Les opérateurs de téléphonie mobile peuvent depuis le 1er janvier 2019 utiliser des fréquences 4G supplémentaires dans de nouvelles régions françaises.

Vous habitez dans certains départements de la Nouvelle-Aquitaine, de l’Occitanie ou de l’Auvergne-Rhône-Alpes ? Bonne nouvelle ! Depuis le 1er janvier, votre opérateur de téléphonie mobile (que ce soit Orange, SFR, Bouygues Telecom ou Free Mobile) est autorisé à employer de nouvelles fréquences pour améliorer son réseau 4G dans ces régions.

Les fréquences dont il est question sont celles de la bande 700 MHz. En France, la 4G implique l’usage de plusieurs portions du spectre électromagnétique pour acheminer les télécommunications : outre la bande 700 MHz, le très haut débit mobile circule par les bandes 800 et 1800 MHz, ainsi que sur les bandes 2,1 et 2,6 GHz. Leur emploi par les opérateurs fait l’objet d’un suivi du régulateur.

Concrètement, l’autorisation d’utiliser les fréquences de la bande 700 MHz concerne 6 005 communes françaises, dont la liste est disponible dans ce document.

Il s’agit de la phase cinq du programme de mise à disposition de ces fréquences au profit des opérateurs mobiles. Les quatre premières se sont déroulées entre le 6 avril 2016 et le 1er octobre 2018. Elles ont couvert 14 440 villes et villages. Il reste encore deux étapes, planifiées le 1er avril et le 1er juillet. Elles permettront d’utiliser la bande 700 MHz dans 7 466 et 7 613 nouvelles agglomérations.

Des fréquences en or

Par conséquent, les mobinautes qui ont un forfait 4G auprès de l’un de ces opérateurs — à l’exclusion de SFR, celui-ci n’utilisant pas (encore ?) de fréquences dans la bande 700 MHz — et se trouvant dans les régions concernées par la phase cinq pourront bénéficier d’une meilleure couverture en 4G et de débits montants et descendants plus pêchus. Car il faut savoir que la bande 700 MHz est surnommée la bande en or.

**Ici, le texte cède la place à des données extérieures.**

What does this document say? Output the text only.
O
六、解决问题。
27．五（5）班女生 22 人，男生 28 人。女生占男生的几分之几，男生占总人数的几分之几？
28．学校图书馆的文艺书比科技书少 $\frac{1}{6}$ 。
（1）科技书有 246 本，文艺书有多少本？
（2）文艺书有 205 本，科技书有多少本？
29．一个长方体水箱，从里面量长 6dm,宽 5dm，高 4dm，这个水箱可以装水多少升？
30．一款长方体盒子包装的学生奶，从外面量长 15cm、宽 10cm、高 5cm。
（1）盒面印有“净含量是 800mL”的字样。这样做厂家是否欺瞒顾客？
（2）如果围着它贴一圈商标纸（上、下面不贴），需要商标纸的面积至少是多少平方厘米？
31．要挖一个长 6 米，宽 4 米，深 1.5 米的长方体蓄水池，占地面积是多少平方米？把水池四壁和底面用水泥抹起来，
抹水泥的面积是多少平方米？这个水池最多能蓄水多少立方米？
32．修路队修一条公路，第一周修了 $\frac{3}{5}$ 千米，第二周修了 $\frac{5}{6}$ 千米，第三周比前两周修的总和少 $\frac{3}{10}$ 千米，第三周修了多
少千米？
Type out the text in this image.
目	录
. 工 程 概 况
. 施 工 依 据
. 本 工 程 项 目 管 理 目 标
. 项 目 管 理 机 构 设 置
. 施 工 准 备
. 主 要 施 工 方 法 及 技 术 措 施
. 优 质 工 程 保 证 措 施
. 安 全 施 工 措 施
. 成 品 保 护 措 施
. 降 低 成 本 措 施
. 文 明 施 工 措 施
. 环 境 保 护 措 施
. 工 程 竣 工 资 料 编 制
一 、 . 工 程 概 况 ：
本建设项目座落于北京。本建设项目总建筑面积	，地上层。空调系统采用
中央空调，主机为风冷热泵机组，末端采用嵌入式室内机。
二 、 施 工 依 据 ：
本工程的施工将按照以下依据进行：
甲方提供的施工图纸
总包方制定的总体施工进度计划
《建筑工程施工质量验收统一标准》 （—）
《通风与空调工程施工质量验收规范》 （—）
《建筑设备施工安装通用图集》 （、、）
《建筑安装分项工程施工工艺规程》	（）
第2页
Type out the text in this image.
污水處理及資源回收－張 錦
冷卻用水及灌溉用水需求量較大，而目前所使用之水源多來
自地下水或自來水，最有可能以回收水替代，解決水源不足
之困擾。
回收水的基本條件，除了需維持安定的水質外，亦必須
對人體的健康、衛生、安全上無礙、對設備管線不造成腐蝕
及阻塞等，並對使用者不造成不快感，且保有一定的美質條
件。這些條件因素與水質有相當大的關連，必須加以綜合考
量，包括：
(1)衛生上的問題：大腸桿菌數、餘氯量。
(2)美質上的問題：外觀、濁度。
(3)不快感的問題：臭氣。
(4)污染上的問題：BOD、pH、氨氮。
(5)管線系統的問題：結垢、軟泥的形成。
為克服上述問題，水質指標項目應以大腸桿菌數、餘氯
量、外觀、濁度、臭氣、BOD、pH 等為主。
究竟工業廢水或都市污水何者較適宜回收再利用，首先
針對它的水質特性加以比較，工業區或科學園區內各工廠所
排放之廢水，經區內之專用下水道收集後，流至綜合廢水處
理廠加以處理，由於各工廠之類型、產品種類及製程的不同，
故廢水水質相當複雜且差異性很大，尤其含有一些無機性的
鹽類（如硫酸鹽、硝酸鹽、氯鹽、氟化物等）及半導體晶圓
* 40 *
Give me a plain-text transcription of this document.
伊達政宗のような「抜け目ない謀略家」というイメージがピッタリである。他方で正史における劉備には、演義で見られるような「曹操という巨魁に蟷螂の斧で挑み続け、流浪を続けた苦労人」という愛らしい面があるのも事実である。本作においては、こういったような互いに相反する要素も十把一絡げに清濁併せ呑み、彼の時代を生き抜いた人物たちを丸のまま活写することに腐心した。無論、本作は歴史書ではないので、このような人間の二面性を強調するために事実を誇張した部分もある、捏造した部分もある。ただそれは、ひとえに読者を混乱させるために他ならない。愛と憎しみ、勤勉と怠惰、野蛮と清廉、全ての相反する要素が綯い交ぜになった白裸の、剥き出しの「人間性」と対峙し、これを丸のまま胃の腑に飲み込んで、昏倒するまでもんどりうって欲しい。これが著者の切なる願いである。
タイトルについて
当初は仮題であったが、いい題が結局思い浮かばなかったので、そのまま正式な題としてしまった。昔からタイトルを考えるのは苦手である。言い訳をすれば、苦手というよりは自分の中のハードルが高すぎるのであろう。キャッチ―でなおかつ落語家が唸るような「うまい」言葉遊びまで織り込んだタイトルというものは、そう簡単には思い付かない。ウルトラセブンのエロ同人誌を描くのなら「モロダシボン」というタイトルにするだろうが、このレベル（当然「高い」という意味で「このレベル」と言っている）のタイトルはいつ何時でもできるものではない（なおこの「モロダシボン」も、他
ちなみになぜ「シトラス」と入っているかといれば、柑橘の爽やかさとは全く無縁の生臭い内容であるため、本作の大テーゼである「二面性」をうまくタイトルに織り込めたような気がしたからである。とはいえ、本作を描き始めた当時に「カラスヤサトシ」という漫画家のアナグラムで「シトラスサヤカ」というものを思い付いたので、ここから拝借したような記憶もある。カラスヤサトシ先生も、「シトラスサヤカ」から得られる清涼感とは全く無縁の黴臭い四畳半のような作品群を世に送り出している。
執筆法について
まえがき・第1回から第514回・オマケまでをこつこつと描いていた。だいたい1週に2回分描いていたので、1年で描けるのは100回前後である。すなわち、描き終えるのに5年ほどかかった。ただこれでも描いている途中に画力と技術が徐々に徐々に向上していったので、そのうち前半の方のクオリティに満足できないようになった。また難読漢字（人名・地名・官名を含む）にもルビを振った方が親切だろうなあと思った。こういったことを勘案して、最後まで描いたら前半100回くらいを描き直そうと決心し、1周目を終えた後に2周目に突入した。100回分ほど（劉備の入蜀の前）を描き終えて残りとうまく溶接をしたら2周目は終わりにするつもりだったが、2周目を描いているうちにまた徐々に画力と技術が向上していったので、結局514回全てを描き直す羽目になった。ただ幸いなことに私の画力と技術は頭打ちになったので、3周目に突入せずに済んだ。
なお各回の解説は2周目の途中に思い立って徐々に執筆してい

Ces fréquences, qui ont beaucoup rapporté à l’État, ont un profil fort intéressant pour les opérateurs. Elles ont une portée accrue et se diffusent mieux dans les bâtiments grâce à une longueur d’onde plus étendue. De ce fait, elles s’avèrent efficaces lorsqu’il s’agit de couvrir des territoires ruraux où les lieux d’habitation sont éparpillés, mais aussi en ville, où les immeubles ne manquent pas.

or doré gold
Des fréquences en or. Allégorie. // Source : Abby

Tenir compte de la TNT

Reste une question : si ces fréquences sont si formidables, pourquoi diable ne s’en est-on pas servi plus tôt ? Parce qu’elles étaient utilisées auparavant par la télévision numérique terrestre (TNT). La bonne nouvelle, c’est qu’une réorganisation de l’emploi du spectre a eu lieu et le réaménagement des fréquences de la bande 700 MHz au profit des opérateurs a été lancé. Sauf que cela se fait progressivement.

En tout, 14 phases ont été planifiées par l’Agence nationale des fréquences. 10 ont déjà été bouclées. Il en reste donc 4, qui auront lieu le 15 janvier, le 26 mars, le 14 mai et le 25 juin. Ce processus de transfert se passe bien, même s’il est délicat. La TNT et les stations 4G en 700 et 800 MHz opèrent sur des fréquences proches : il faut donc veiller à ne pas gêner les usagers, dans un cas comme dans l’autre.

Télévision soirée
Un téléviseur. // Source : Marco Derksen

C’est ce qu’explique l’Agence : cette mise en place « peut, dans certains cas, affecter ponctuellement la réception des chaînes de télévision chez les téléspectateurs lorsque celles-ci sont captées par une antenne râteau ». C’est notamment vrai pour les foyers qui se trouvent non loin d’une zone géographique en cours de migration. Cette modification peut avoir des effets dans les communes limitrophes.

Reste qu’au final, ce sera un bond en avant pour les mobinautes de ces régions, surtout pour celles et ceux qui ont pris un abonnement chez Bouygues Telecom et Free Mobile. Ces deux opérateurs sont actuellement les plus actifs sur la bande 700 MHz : le premier dispose de 494 stations actives et le second de… 2 993. Orange est très loin derrière, avec 5 supports actifs.